Göçmen meselesi, onun teknokrat yaklaşımının sınırlarını da gösteriyor aslında. Rakamlarla ve kotalarla çözülebilecek basit bir mesele değil bu. AfD’nin göçmen karşıtı söylemleri toplumda karşılık bulurken, Scholz’un “düzenli göç” ve “kalifiye işgücü” vurgusu, sokaktaki insanın kaygılarına tam olarak dokunmuyor. Willy Brandt‘ın “insanlar gelir” dediği 60’ların misafir işçi programından çok farklı bir Almanya var artık karşısında.
Scholz‘un en büyük şanssızlığı, belki de zamanlaması. Brandt‘ın karizması, Schmidt‘in kriz yönetimi becerisi ya da Schröder‘in reform cesareti gibi belirgin özellikleri yok. O daha çok, Excel tablolarında yaşayan bir teknokrat. AfD’nin öfkeli söylemleri karşısında, rakamlarla ve istatistiklerle konuşuyor. Kentlerdeki gettolaşmadan, iş piyasasındaki ayrımcılığa, eğitim sistemindeki eşitsizliklerden kültürel çatışmalara kadar uzanan göçmen sorunları karşısında, onun teknokratik dili yetersiz kalıyor. Sokaktaki insanın duygularına dokunmakta zorlanıyor.
Bu hikaye, aslında sadece dört liderin değil, bir partinin, bir ideolojinin, bir ülkenin dönüşümünün hikayesi. Brandt‘ın vizyoner sosyal demokrat politikalarından, Schmidt‘in kriz yönetimine, Schröder’in neo-liberal dönüşümünden Scholz‘un teknokratik pragmatizmine uzanan yol, belki de çağımızın en büyük siyasi dönüşümlerinden birini anlatıyor.

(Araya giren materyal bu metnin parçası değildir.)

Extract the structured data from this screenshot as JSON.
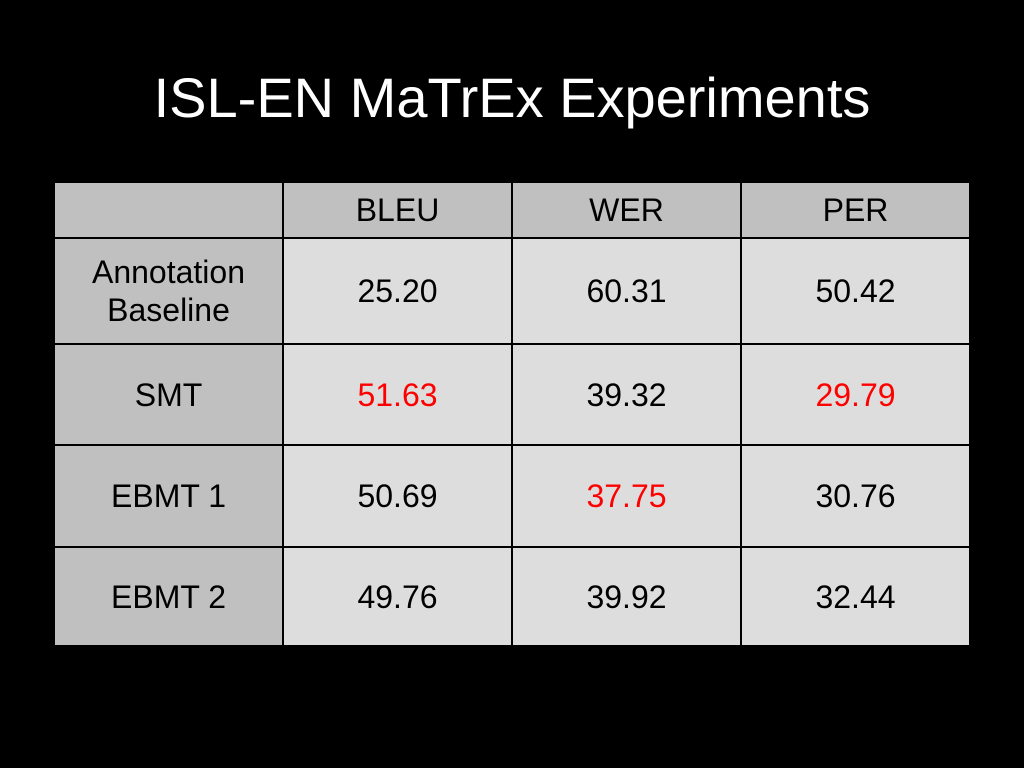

Bugün SPD’nin kızıl gülü, belki eskisi kadar parlak değil. Ama bu gül, Almanya’nın en eski partisinin sembolü olarak, hala ayakta. Brandt‘ın vizyonu, Schmidt‘in kararlılığı, Schröder‘in cesareti ve Scholz’un pragmatizmi, bu gülün farklı yaprakları gibi. Her biri, kendi döneminin ruhunu yansıtıyor.
Ve belki de asıl soru şu: Gelecekte bu gül nasıl açacak? Popülizmin rüzgarında, küresel krizlerin gölgesinde, sosyal demokrasinin bu kızıl gülü, yeni bir bahar için nasıl bir yol bulacak? Bu sorunun cevabı, belki de geçmişin başarılı liderlerinden alınacak derslerde ve geleceğin getireceği yeni sentezlerde yatıyor.